Bahasa dan Pengetahuan dalam Kehidupan Sehari-hari
            Bahasa yang dimaksud disini tidaklah hanya terbatas dalam arti bahasa sebagai suara atau perkataan, melainkan bahasa sebagai cara manusia mengekspresikan apa yang mereka rasakan. Seperti sebuah isyarat, tanda, atau body language sebagai cara mengekspresikannya.
            Bahasa dalam bentuk suara merupakan salah satu tanda untuk mengungkapkan rasa, namun ternyata ruang lingkupnya lebih sedikit. Seiring dengan perkembangan zaman dan peragaman bahasa, tentunya tidak semua kalangan mengerti akan satu bahasa secara keseluruhan. Terlebih untuk lintas makhluk hidup seperti manusia dengan hewan. Melihat dari kenyataan tersebut, maka bahasa secara umum dapat mempunyai fungsi yang lebih luas. Seperti misalnya isyarat dengan mengepalkan tangan atau mengacungkan jempol, tentunya hampir semua orang tahu maksud dari isyarat tersebut.

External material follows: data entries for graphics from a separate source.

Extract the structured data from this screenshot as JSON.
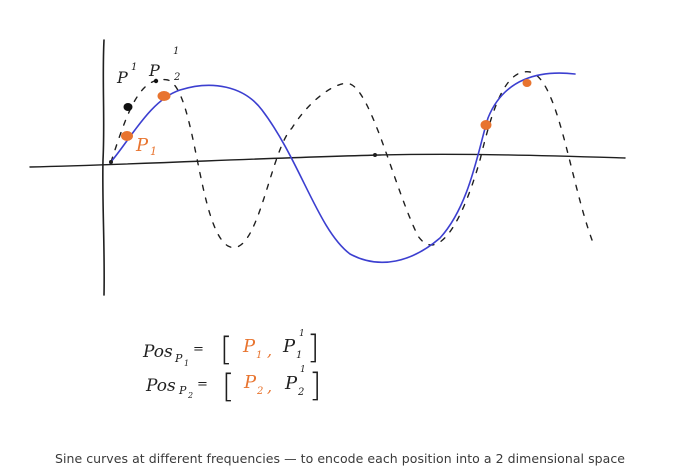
{
  "colors": {
    "ink": "#1f1f1f",
    "blue_curve": "#3c3fd0",
    "orange_points": "#e8742f",
    "caption_text": "#3a3a3a"
  },
  "diagram": {
    "point_labels": {
      "p1": "P",
      "p1_sub": "1",
      "p1_prime_black": "P",
      "p1_prime_black_sup": "1",
      "p2_prime_black": "P",
      "p2_prime_black_sup": "1",
      "p2_prime_black_sub": "2"
    },
    "equations": [
      {
        "lhs": "Pos",
        "lhs_sub": "P",
        "lhs_sub_index": "1",
        "equals": "=",
        "open_bracket": "[",
        "first": "P",
        "first_sub": "1",
        "separator": ",",
        "second": "P",
        "second_sub": "1",
        "second_sup": "1",
        "close_bracket": "]"
      },
      {
        "lhs": "Pos",
        "lhs_sub": "P",
        "lhs_sub_index": "2",
        "equals": "=",
        "open_bracket": "[",
        "first": "P",
        "first_sub": "2",
        "separator": ",",
        "second": "P",
        "second_sub": "2",
        "second_sup": "1",
        "close_bracket": "]"
      }
    ]
  },
  "caption": "Sine curves at different frequencies — to encode each position into a 2 dimensional space"
}
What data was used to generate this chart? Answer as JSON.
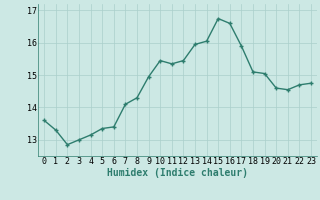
{
  "x": [
    0,
    1,
    2,
    3,
    4,
    5,
    6,
    7,
    8,
    9,
    10,
    11,
    12,
    13,
    14,
    15,
    16,
    17,
    18,
    19,
    20,
    21,
    22,
    23
  ],
  "y": [
    13.6,
    13.3,
    12.85,
    13.0,
    13.15,
    13.35,
    13.4,
    14.1,
    14.3,
    14.95,
    15.45,
    15.35,
    15.45,
    15.95,
    16.05,
    16.75,
    16.6,
    15.9,
    15.1,
    15.05,
    14.6,
    14.55,
    14.7,
    14.75
  ],
  "line_color": "#2e7d6e",
  "marker": "+",
  "marker_size": 3,
  "marker_linewidth": 1.0,
  "line_width": 1.0,
  "bg_color": "#cce8e4",
  "grid_color": "#aacfcb",
  "xlabel": "Humidex (Indice chaleur)",
  "xlim": [
    -0.5,
    23.5
  ],
  "ylim": [
    12.5,
    17.2
  ],
  "yticks": [
    13,
    14,
    15,
    16,
    17
  ],
  "xticks": [
    0,
    1,
    2,
    3,
    4,
    5,
    6,
    7,
    8,
    9,
    10,
    11,
    12,
    13,
    14,
    15,
    16,
    17,
    18,
    19,
    20,
    21,
    22,
    23
  ],
  "xlabel_fontsize": 7.0,
  "tick_fontsize": 6.0
}
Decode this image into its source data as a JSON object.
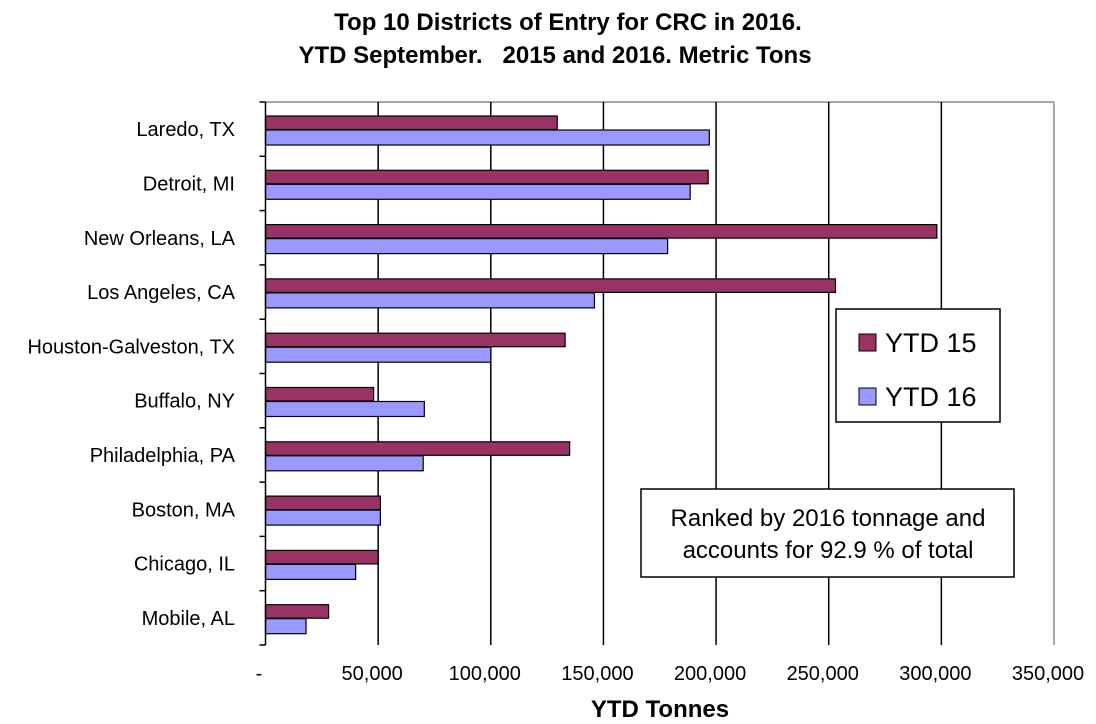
{
  "chart_data": {
    "type": "bar",
    "orientation": "horizontal",
    "title": [
      "Top 10 Districts of Entry for CRC in 2016.",
      "YTD September.   2015 and 2016. Metric Tons"
    ],
    "xlabel": "YTD Tonnes",
    "ylabel": "",
    "xlim": [
      0,
      350000
    ],
    "xticks": [
      0,
      50000,
      100000,
      150000,
      200000,
      250000,
      300000,
      350000
    ],
    "xtick_labels": [
      "-",
      "50,000",
      "100,000",
      "150,000",
      "200,000",
      "250,000",
      "300,000",
      "350,000"
    ],
    "grid": true,
    "categories": [
      "Laredo, TX",
      "Detroit, MI",
      "New Orleans, LA",
      "Los Angeles, CA",
      "Houston-Galveston, TX",
      "Buffalo, NY",
      "Philadelphia, PA",
      "Boston, MA",
      "Chicago, IL",
      "Mobile, AL"
    ],
    "series": [
      {
        "name": "YTD 15",
        "color": "#993366",
        "values": [
          129500,
          196500,
          298000,
          253000,
          133000,
          48000,
          135000,
          51000,
          50000,
          28000
        ]
      },
      {
        "name": "YTD 16",
        "color": "#9999ff",
        "values": [
          197000,
          188500,
          178500,
          146000,
          100000,
          70500,
          70000,
          51000,
          40000,
          18000
        ]
      }
    ],
    "legend": {
      "placement": "right",
      "entries": [
        "YTD 15",
        "YTD 16"
      ]
    },
    "annotation": [
      "Ranked by 2016 tonnage and",
      "accounts for 92.9 % of total"
    ]
  }
}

            Namun terlepas dari pembagian bahasa tersebut, bahasa pun mengambil peran yang sangat penting dalam interaksi sosial. Dimana bahasa dapat mempersatukan semua kalangan sehingga antar manusia dapat saling berkomunikasi untuk memenuhi segala kebutuhan hidupnya.
            Selain bahasa, hal lain yang mempengaruhi hubungan sosial masyarakat ialah adanya pengetahuan tentang kehidupan itu sendiri. Dengan pengetahuan yang dimiliki, manusia akan menemukan kemudahan dalam hidupnya. Namun seperti konsep pengetahuan pada umumnya, pengetahuan tentang kehidupan pun akan berjalan begitu saja sampai sauatu saat ada yang mematahkan atau mengkritik atas pengetahuan tersebut. Secara sendirinya manusia akan melakukan pncarian pengetahuan baru saat  dimana hal yang dia ketahui ternyata tidak berjalan sesuai kenyataan. Seperti halnya sesorang yang hendak menghubungi orang lain di kejauhan, sebelum adanya alat bantu maka ia akan mendatanginya walaupun jaraknya jauh. Namun apabila dia mengetahui bahwa hal itu dapat dibantu oleh sarana telekomunikasi, tentunya ia akan mendapat kemudahan.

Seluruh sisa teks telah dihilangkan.